Siguiente parada
El andén estaba abarrotado. Se aglomeraban más viajeros de lo habitual debido al retraso del metro. Y entre todos aquellos rostros anónimos destacaba uno hinchado, grasiento, de mejillas fláccidas, tez naranja a lo Donald Tramp. ¿O rojiza? La escasa iluminación no ayudaba. Le sobresalían dos cuernecitos blancos ridículos entre el poco pelo de la cabeza y tenía los ojos saltones fijos en una destartalada máquina expendedora de golosinas que estaba a punto de desprenderse de la pared. Por debajo de la gabardina le asomaba una cola retráctil roja acabada en punta de flecha, meciéndose con parsimonia mientras decidía si ositos o coca-colas de gominola.

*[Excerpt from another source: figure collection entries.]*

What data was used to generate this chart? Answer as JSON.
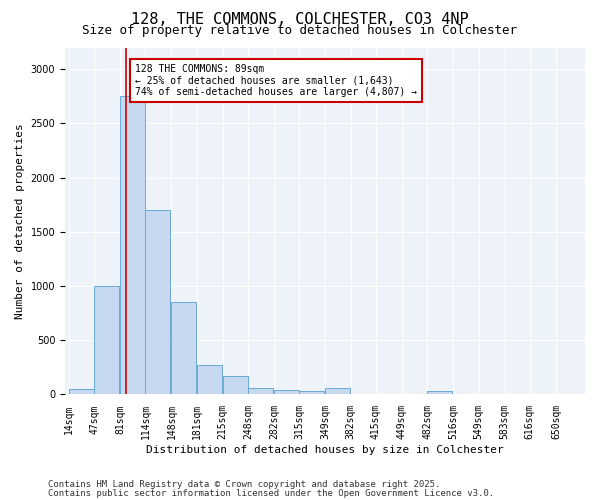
{
  "title_line1": "128, THE COMMONS, COLCHESTER, CO3 4NP",
  "title_line2": "Size of property relative to detached houses in Colchester",
  "xlabel": "Distribution of detached houses by size in Colchester",
  "ylabel": "Number of detached properties",
  "bar_color": "#c6d9f0",
  "bar_edge_color": "#6aaad4",
  "background_color": "#eef2f9",
  "bins": [
    14,
    47,
    81,
    114,
    148,
    181,
    215,
    248,
    282,
    315,
    349,
    382,
    415,
    449,
    482,
    516,
    549,
    583,
    616,
    650,
    683
  ],
  "values": [
    50,
    1000,
    2750,
    1700,
    850,
    270,
    170,
    60,
    40,
    30,
    60,
    0,
    0,
    0,
    30,
    0,
    0,
    0,
    0,
    0
  ],
  "property_size": 89,
  "red_line_color": "#cc0000",
  "annotation_text": "128 THE COMMONS: 89sqm\n← 25% of detached houses are smaller (1,643)\n74% of semi-detached houses are larger (4,807) →",
  "annotation_box_color": "#ffffff",
  "annotation_box_edge": "#cc0000",
  "ylim": [
    0,
    3200
  ],
  "yticks": [
    0,
    500,
    1000,
    1500,
    2000,
    2500,
    3000
  ],
  "xlim_left": 14,
  "xlim_right": 683,
  "footnote1": "Contains HM Land Registry data © Crown copyright and database right 2025.",
  "footnote2": "Contains public sector information licensed under the Open Government Licence v3.0.",
  "title_fontsize": 11,
  "subtitle_fontsize": 9,
  "tick_label_fontsize": 7,
  "axis_label_fontsize": 8,
  "annotation_fontsize": 7,
  "footnote_fontsize": 6.5
}
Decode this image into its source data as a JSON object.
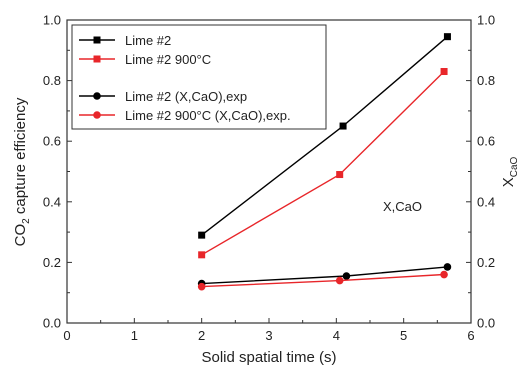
{
  "chart_data": {
    "type": "line",
    "xlabel": "Solid spatial time (s)",
    "ylabel_left": {
      "main": "CO",
      "sub": "2",
      "rest": " capture efficiency"
    },
    "ylabel_right": {
      "main": "X",
      "sub": "CaO"
    },
    "annotation": "X,CaO",
    "xlim": [
      0,
      6
    ],
    "ylim_left": [
      0,
      1.0
    ],
    "ylim_right": [
      0,
      1.0
    ],
    "x_ticks": [
      0,
      1,
      2,
      3,
      4,
      5,
      6
    ],
    "y_ticks_left": [
      "0.0",
      "0.2",
      "0.4",
      "0.6",
      "0.8",
      "1.0"
    ],
    "y_ticks_right": [
      "0.0",
      "0.2",
      "0.4",
      "0.6",
      "0.8",
      "1.0"
    ],
    "grid": false,
    "legend_position": "top-left",
    "series": [
      {
        "name": "Lime #2",
        "color": "#000000",
        "marker": "square",
        "x": [
          2.0,
          4.1,
          5.65
        ],
        "y": [
          0.29,
          0.65,
          0.945
        ]
      },
      {
        "name": "Lime #2 900°C",
        "color": "#e8262a",
        "marker": "square",
        "x": [
          2.0,
          4.05,
          5.6
        ],
        "y": [
          0.225,
          0.49,
          0.83
        ]
      },
      {
        "name": "Lime #2 (X,CaO),exp",
        "color": "#000000",
        "marker": "circle",
        "x": [
          2.0,
          4.15,
          5.65
        ],
        "y": [
          0.13,
          0.155,
          0.185
        ]
      },
      {
        "name": "Lime #2 900°C (X,CaO),exp.",
        "color": "#e8262a",
        "marker": "circle",
        "x": [
          2.0,
          4.05,
          5.6
        ],
        "y": [
          0.12,
          0.14,
          0.16
        ]
      }
    ]
  }
}
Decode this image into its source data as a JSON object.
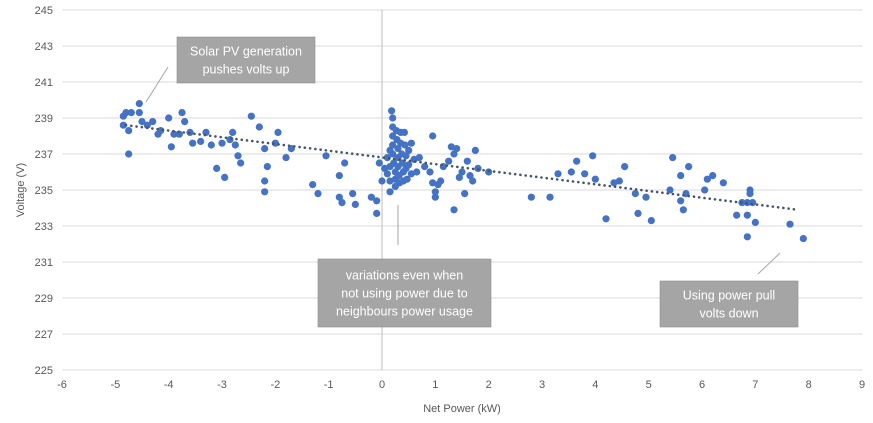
{
  "chart_data": {
    "type": "scatter",
    "xlabel": "Net Power (kW)",
    "ylabel": "Voltage (V)",
    "xlim": [
      -6,
      9
    ],
    "ylim": [
      225,
      245
    ],
    "x_ticks": [
      -6,
      -5,
      -4,
      -3,
      -2,
      -1,
      0,
      1,
      2,
      3,
      4,
      5,
      6,
      7,
      8,
      9
    ],
    "y_ticks": [
      225,
      227,
      229,
      231,
      233,
      235,
      237,
      239,
      241,
      243,
      245
    ],
    "grid": "horizontal",
    "legend": "none",
    "colors": {
      "points": "#4472c4",
      "trendline": "#44546a",
      "callout": "#a5a5a5",
      "grid": "#d9d9d9",
      "zero_line": "#bfbfbf"
    },
    "trendline": {
      "type": "linear",
      "style": "dotted",
      "x": [
        -4.8,
        7.8
      ],
      "y": [
        238.6,
        233.9
      ]
    },
    "points": [
      [
        -4.85,
        239.1
      ],
      [
        -4.8,
        239.3
      ],
      [
        -4.7,
        239.3
      ],
      [
        -4.85,
        238.6
      ],
      [
        -4.75,
        238.3
      ],
      [
        -4.75,
        237.0
      ],
      [
        -4.55,
        239.8
      ],
      [
        -4.55,
        239.3
      ],
      [
        -4.5,
        238.8
      ],
      [
        -4.4,
        238.6
      ],
      [
        -4.3,
        238.8
      ],
      [
        -4.2,
        238.1
      ],
      [
        -4.15,
        238.3
      ],
      [
        -4.0,
        239.0
      ],
      [
        -3.95,
        237.4
      ],
      [
        -3.9,
        238.1
      ],
      [
        -3.8,
        238.1
      ],
      [
        -3.75,
        239.3
      ],
      [
        -3.7,
        238.8
      ],
      [
        -3.6,
        238.2
      ],
      [
        -3.55,
        237.6
      ],
      [
        -3.4,
        237.7
      ],
      [
        -3.3,
        238.2
      ],
      [
        -3.2,
        237.5
      ],
      [
        -3.1,
        236.2
      ],
      [
        -3.0,
        237.6
      ],
      [
        -2.95,
        235.7
      ],
      [
        -2.85,
        237.8
      ],
      [
        -2.8,
        238.2
      ],
      [
        -2.75,
        237.5
      ],
      [
        -2.7,
        236.9
      ],
      [
        -2.65,
        236.5
      ],
      [
        -2.45,
        239.1
      ],
      [
        -2.3,
        238.5
      ],
      [
        -2.2,
        237.3
      ],
      [
        -2.15,
        236.3
      ],
      [
        -2.2,
        235.5
      ],
      [
        -2.2,
        234.9
      ],
      [
        -2.0,
        237.6
      ],
      [
        -1.95,
        238.2
      ],
      [
        -1.8,
        236.8
      ],
      [
        -1.7,
        237.3
      ],
      [
        -1.3,
        235.3
      ],
      [
        -1.2,
        234.8
      ],
      [
        -1.05,
        236.9
      ],
      [
        -0.8,
        235.8
      ],
      [
        -0.7,
        236.5
      ],
      [
        -0.8,
        234.6
      ],
      [
        -0.75,
        234.3
      ],
      [
        -0.55,
        234.8
      ],
      [
        -0.5,
        234.2
      ],
      [
        -0.2,
        234.6
      ],
      [
        -0.1,
        234.4
      ],
      [
        -0.1,
        233.7
      ],
      [
        -0.05,
        236.5
      ],
      [
        0.0,
        235.5
      ],
      [
        0.05,
        236.2
      ],
      [
        0.1,
        236.8
      ],
      [
        0.1,
        235.9
      ],
      [
        0.15,
        237.2
      ],
      [
        0.15,
        236.3
      ],
      [
        0.15,
        235.5
      ],
      [
        0.15,
        234.9
      ],
      [
        0.18,
        239.4
      ],
      [
        0.2,
        239.0
      ],
      [
        0.2,
        238.5
      ],
      [
        0.2,
        238.0
      ],
      [
        0.2,
        237.5
      ],
      [
        0.2,
        237.0
      ],
      [
        0.22,
        236.5
      ],
      [
        0.25,
        236.0
      ],
      [
        0.25,
        235.6
      ],
      [
        0.25,
        235.2
      ],
      [
        0.27,
        238.3
      ],
      [
        0.28,
        237.8
      ],
      [
        0.3,
        237.3
      ],
      [
        0.3,
        236.8
      ],
      [
        0.3,
        236.3
      ],
      [
        0.32,
        235.8
      ],
      [
        0.33,
        235.4
      ],
      [
        0.35,
        238.2
      ],
      [
        0.35,
        237.6
      ],
      [
        0.37,
        237.0
      ],
      [
        0.38,
        236.5
      ],
      [
        0.4,
        236.0
      ],
      [
        0.4,
        235.5
      ],
      [
        0.42,
        238.2
      ],
      [
        0.43,
        237.5
      ],
      [
        0.45,
        236.9
      ],
      [
        0.45,
        236.2
      ],
      [
        0.47,
        235.6
      ],
      [
        0.5,
        237.2
      ],
      [
        0.5,
        236.4
      ],
      [
        0.55,
        237.6
      ],
      [
        0.55,
        235.9
      ],
      [
        0.6,
        236.7
      ],
      [
        0.65,
        236.0
      ],
      [
        0.7,
        236.8
      ],
      [
        0.8,
        236.3
      ],
      [
        0.9,
        236.0
      ],
      [
        0.95,
        238.0
      ],
      [
        0.95,
        235.4
      ],
      [
        1.0,
        234.9
      ],
      [
        1.0,
        234.6
      ],
      [
        1.05,
        235.3
      ],
      [
        1.1,
        235.5
      ],
      [
        1.15,
        236.3
      ],
      [
        1.25,
        236.6
      ],
      [
        1.3,
        237.4
      ],
      [
        1.35,
        237.0
      ],
      [
        1.4,
        237.3
      ],
      [
        1.35,
        233.9
      ],
      [
        1.45,
        235.7
      ],
      [
        1.5,
        236.0
      ],
      [
        1.55,
        234.8
      ],
      [
        1.6,
        236.6
      ],
      [
        1.65,
        235.8
      ],
      [
        1.7,
        235.5
      ],
      [
        1.75,
        237.2
      ],
      [
        1.8,
        236.2
      ],
      [
        2.0,
        236.0
      ],
      [
        2.8,
        234.6
      ],
      [
        3.15,
        234.6
      ],
      [
        3.3,
        235.9
      ],
      [
        3.55,
        236.0
      ],
      [
        3.65,
        236.6
      ],
      [
        3.8,
        235.9
      ],
      [
        3.95,
        236.9
      ],
      [
        4.0,
        235.6
      ],
      [
        4.2,
        233.4
      ],
      [
        4.35,
        235.4
      ],
      [
        4.45,
        235.5
      ],
      [
        4.55,
        236.3
      ],
      [
        4.75,
        234.8
      ],
      [
        4.8,
        233.7
      ],
      [
        4.95,
        234.6
      ],
      [
        5.05,
        233.3
      ],
      [
        5.4,
        235.0
      ],
      [
        5.45,
        236.8
      ],
      [
        5.6,
        235.8
      ],
      [
        5.6,
        234.4
      ],
      [
        5.65,
        233.9
      ],
      [
        5.7,
        234.8
      ],
      [
        5.75,
        236.3
      ],
      [
        6.05,
        235.0
      ],
      [
        6.1,
        235.6
      ],
      [
        6.2,
        235.8
      ],
      [
        6.4,
        235.4
      ],
      [
        6.65,
        233.6
      ],
      [
        6.75,
        234.3
      ],
      [
        6.85,
        232.4
      ],
      [
        6.85,
        233.6
      ],
      [
        6.85,
        234.3
      ],
      [
        6.9,
        234.8
      ],
      [
        6.9,
        235.0
      ],
      [
        6.95,
        234.3
      ],
      [
        7.0,
        233.2
      ],
      [
        7.65,
        233.1
      ],
      [
        7.9,
        232.3
      ]
    ]
  },
  "annotations": [
    {
      "lines": [
        "Solar PV generation",
        "pushes volts up"
      ]
    },
    {
      "lines": [
        "variations even when",
        "not using power due to",
        "neighbours power usage"
      ]
    },
    {
      "lines": [
        "Using power pull",
        "volts down"
      ]
    }
  ]
}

El andén retumbó ante la llegada inminente del metro. La gente, con poco disimulo, empezó a pugnar por colocarse en primera línea. Las puertas de los vagones se abrieron y antes de que los de dentro pudieran salir, los que esperaban en el andén entraron. El diablo solo tuvo que arrear unos cuantos barrigazos para caber. Se oían gritos al fondo de los pasajeros atrapados en aquella improvisada lata de sardinas en que se había convertido el vagón. El Diablo se rio a carcajadas, provocando que todos le miraran disgustados. Pero el metro no arrancó de inmediato. Tuvieron que esperar a que recogieran el alma de una anciana que fue empujada en el preciso instante en que el metro hacía su entrada en la estación. Cuando por fin se puso en marcha, los llantos aumentaron, los gemidos se agudizaron, el hedor a orines se incrementó... Y en cada nueva estación, cuando se abrían las puertas, los pasajeros que esperaban en el andén, entraban sin permitir que los de dentro salieran. El vagón era un mar de rostros contraídos en muecas de dolor, de asco o por el rigor mortis. Menos uno, el del Diablo, con los ojos entornados, impávido, ajeno al drama de su alrededor. Su cara abotargada, sus ojos vidriosos, rojizos, reflejaban el placer que le producía semejante situación. Era el único momento en que podía sentir ese “calor humano” del que tanto carecía. ¡Qué sensación tan agradable notar la calidez de esos cuerpos contra el suyo, sentirse achuchado, como ese abrazo materno que nunca recibió en su infancia! Satisfecho friccionaba su barriga voluminosa contra los glúteos de una pasajera que, inmovilizada por la compacta masa de usuarios, nada podía hacer para impedirlo, excepto observarle de soslayo, confiando que esa tortura terminara pronto. Lo peor no eran sus fricciones lascivas, sino el penetrante hedor a azufre que desprendía su cuerpo más propio de Buda que del diablo.
Se ahogaba, se moría…
Alguien lo sacudía…
—Joven, despierta… ¡Eeeh!
Consiguió abrir los ojos y, en lugar del rostro asqueroso del Diablo, se encontró con el rostro bondadoso de una anciana de pelo blanco y dulce sonrisa.
—Te has dormido, hijo —le dijo—. Esta es la última parada del metro.
El chico miró a su alrededor aturdido, su corazón aún palpitaba con fuerza. Se levantó. La estación estaba vacía, iluminada, limpia, y suspiró aliviado. Entonces se acordó de la mítica frase de Martin Luther King "I have a dream" (Tengo un sueño), y sonrió divertido, sin acordarse de la anciana que le seguía a cierta distancia, subiendo como él por las escaleras mecánicas. Por eso no pudo ver su expresión, su sonrisa maliciosa y sus dos ojos rojos fulgurando en la oscuridad de la calle.